Tom Barkay imzalı 2021 yılı yapımı şoke edici Selanik’in Kahramanları (Heroes of Salonika) temerküz kamplarındaki gündelik yaşama odaklanıyor. Naziler’in elinden canlı kurtulmayı başarmış, çoğu İsrail’de yaşayan altı Selanik Yahudisi tüyler ürpertici detaylarla işkenceleri, yok etme metotlarını, hastalıkları, açlıktan ölümleri ve kendilerine tatbik edilmiş deneyleri aktarıyor. Naziler’in gaddarlığını ve bu evrensel suçun boyutlarını böylesine derinlemesine hissettiğimiz ender anlardan biri diyebiliriz film için.

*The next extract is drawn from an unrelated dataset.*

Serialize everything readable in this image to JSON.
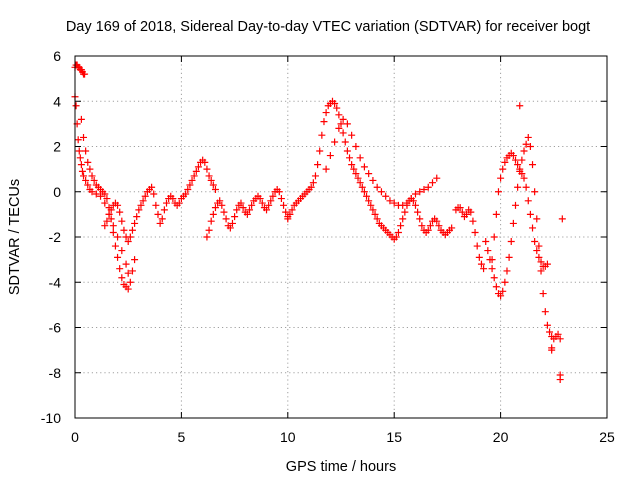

Selanik’te doğmuş yönetmen Maurice Amaraggi karşımıza Selanik, sessizliğin şehri ( Salonique, ville du silence) adlı, 2006 senesi yapımı filmle çıkıyor.
Belgesel kentin çok kültürlü mazisine eğilirken bize “Balkanlar’ın Kudüs’ü” betimlemesini de hatırlatıyor ve Balkan Savaşlarından sonra baskın hale gelen, temelleri tek millet esasına oturtulmuş yeni kimliğiyle oluşan tezata dikkat çekiyor.
Soykırımdan kurtulabilmişlerin anlatımları, şehrin “modern” imajının görüntüleriyle harmanlanırken sinema seyircisi nostaljik yaklaşımın eşliğinde Selanik’in Yahudi cemaatinin trajik kaderi hakkındaki sessizliği bir kez daha bozma girişimine şahit oluyor.
2011 yapımı yürekler acısı Çocuklara Öpücükler (Kisses to the children) belgeselinde beş yaşlı Grek Yahudisi 2. Cihan Harbi sırasında işgal edilmiş Yunanistan’da tecrübe etmiş oldukları dehşetengiz hadiseleri aktarıyorlar. Vassilis Loules’in yönettiği filmde istikrahı birebir yaşamışların sözleriyle aslında tüm insanlığı alakadar etmesi beklenen korkunçluğa biz de sinema seyircisi sıfatıyla dahil oluyoruz.
Seyirci Kalmak ve Yanında Olmak (By-standing and Standing-by) adlı, Fofo Terzidou’nun 2012’de kotardığı filmde kalabalık ve zengin Selanik Yahudileri cemaatinin yanında daha az dikkat çekmiş, Osmanlı’da Selanik Sancağına bağlı kazalardan Katerin’in Yahudi ahalisine odaklanıyoruz.
Tarihçilerin analizleri, olayları yaşamış olanların anlatımları ve muhtelif ispatlar aracılığıyla tarihsel hafıza hakkında bir kez daha düşünme şansına sahip oluyoruz. Olabilecek en insanlık dışı suçlar hakkında bile önyargılar üretmeye ve sessiz kalmaya yarayan, tahrip edici basmakalıp inanışlara karşı daima mücadele etmemiz gerektiğini bu film de bize layıkıyla hatırlatıyor.